EUDES, yūdz or (Fr.) ūd, JEAN, AND THE EUDISTS: French Roman Catholic priest and the Congregation founded by him. Eudes was born at Mezerai, southern Normandy, Nov. 14, 1601; d. at Caen (149 m. w.n.w. of Paris) Aug. 19, 1680. He was educated at the Jesuit college in Caen and at the Oratory in Paris under Bérulle, where he was ordained priest in 1626.

Eudes distinguished himself by his care of the sick during times of plague and as a missioner, and in 1639 became superior of the Congregation of the Oratory at Caen. Four years later, however, he left the Oratoriens, and with five companions founded the Congregation of the Missionary Priests of Jesus and Mary, or Eudists, which substituted for monastic vows the vow of strict obedience and received the official sanction of the bishop of Bayeux in 1644. The object of the Congregation was to provide a corps of educated secular priests for the special purpose of holding missions among the people, and during Eudes's administration of thirty-seven years as superior-general it spread throughout Normandy and a portion of Brittany, while seminaries were founded on the model of the mother house in Rouen, Evreux, Lisieux, Coutances, and Rennes.
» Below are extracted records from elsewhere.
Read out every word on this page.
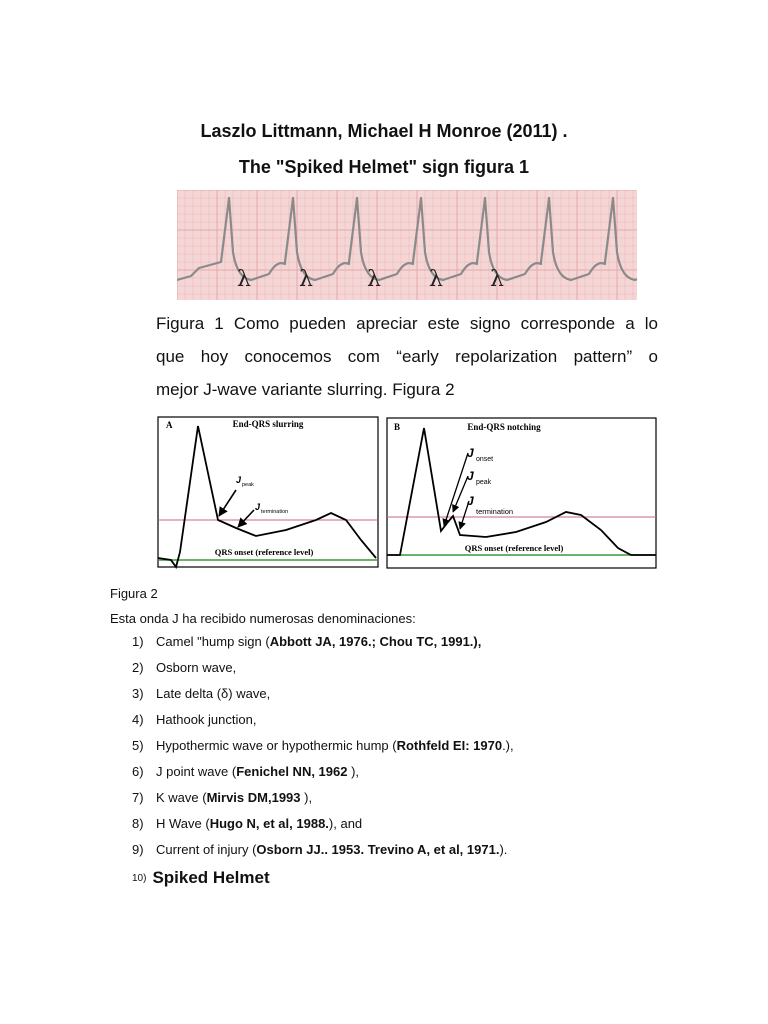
Laszlo Littmann, Michael H Monroe (2011) .
The "Spiked Helmet" sign figura 1
λ λ λ λ λ
Figura 1 Como pueden apreciar este signo corresponde a lo
que hoy conocemos com “early repolarization pattern” o
mejor J-wave variante slurring. Figura 2
A	End-QRS slurring
J peak
J termination
QRS onset (reference level)
B	End-QRS notching
J onset
J peak
J
termination
QRS onset (reference level)
Figura 2
Esta onda J ha recibido numerosas denominaciones:
1) Camel "hump sign (Abbott JA, 1976.; Chou TC, 1991.),
2) Osborn wave,
3) Late delta (δ) wave,
4) Hathook junction,
5) Hypothermic wave or hypothermic hump (Rothfeld EI: 1970.),
6) J point wave (Fenichel NN, 1962 ),
7) K wave (Mirvis DM,1993 ),
8) H Wave (Hugo N, et al, 1988.), and
9) Current of injury (Osborn JJ.. 1953. Trevino A, et al, 1971.).
10) Spiked Helmet
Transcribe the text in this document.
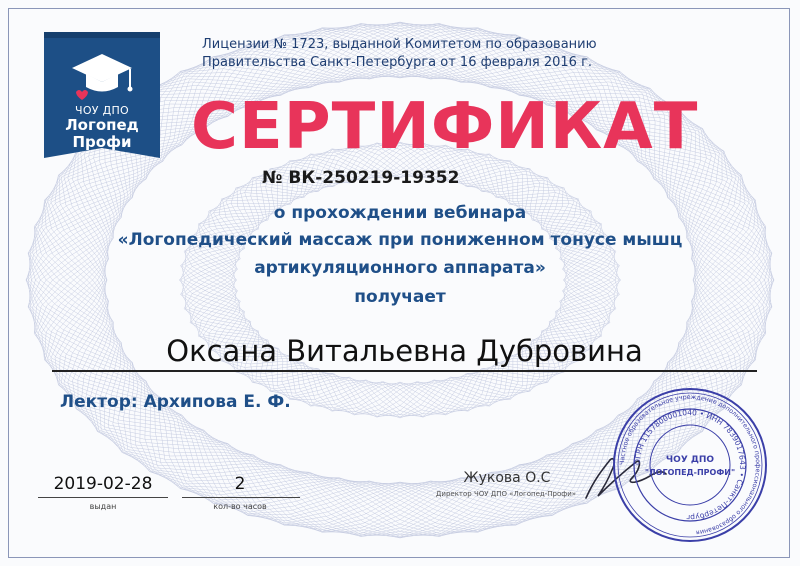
ЧОУ ДПО
Логопед
Профи
Лицензии № 1723, выданной Комитетом по образованию
Правительства Санкт-Петербурга от 16 февраля 2016 г.
СЕРТИФИКАТ
№ ВК-250219-19352
о прохождении вебинара
«Логопедический массаж при пониженном тонусе мышц
артикуляционного аппарата»
получает
Оксана Витальевна Дубровина
Лектор: Архипова Е. Ф.
2019-02-28
выдан
2
кол-во часов
Жукова О.С
Директор ЧОУ ДПО «Логопед-Профи»
Частное образовательное учреждение дополнительного профессионального образования
ОГРН 1157800001040 • ИНН 7839017643 • Санкт-Петербург
ЧОУ ДПО
"ЛОГОПЕД-ПРОФИ"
Under the immediate successor of Eudes, Blouet de Camilly, additional seminaries were established at Avranches, Dol, Senlis, and Paris, while under Guy de Fontaines (d. 1727) and Pierre Cousin (d. 1751) the Eudists, together with the Jesuits, strongly opposed Jansenism. Up to the outbreak of the Revolution the Eudists were one of the most respected and influential Congregations of Roman Catholic France, and possessed a college at Paris, in addition to twelve large and five small seminaries, while Father Hébert, the superior of the Paris house, was the confessor of Louis XVI.

Despite the suppression of the Congregation during the Revolution, it was quietly revived in 1800 by Toussaint Blanchard in the seminary at Rennes, and was formally reorganized in 1826. It has consistently maintained its pronounced Ultramontanism, and since the middle of the nineteenth century has been active in foreign missions. Eudes himself not only founded the Congregation which bears his name, but also the Daughters of Our Lady of Charity of the Refuge, the prototype of the modern sisterhoods of the Good Shepherd, and was likewise active in spreading devotion to the hearts of Jesus and Mary, thus preparing the way for the later Congregations devoted to this purpose (see SACRED HEART OF Jesus, DEVOTION TO). Since 1874 the Eudists have earnestly striven to secure the canonization of their founder.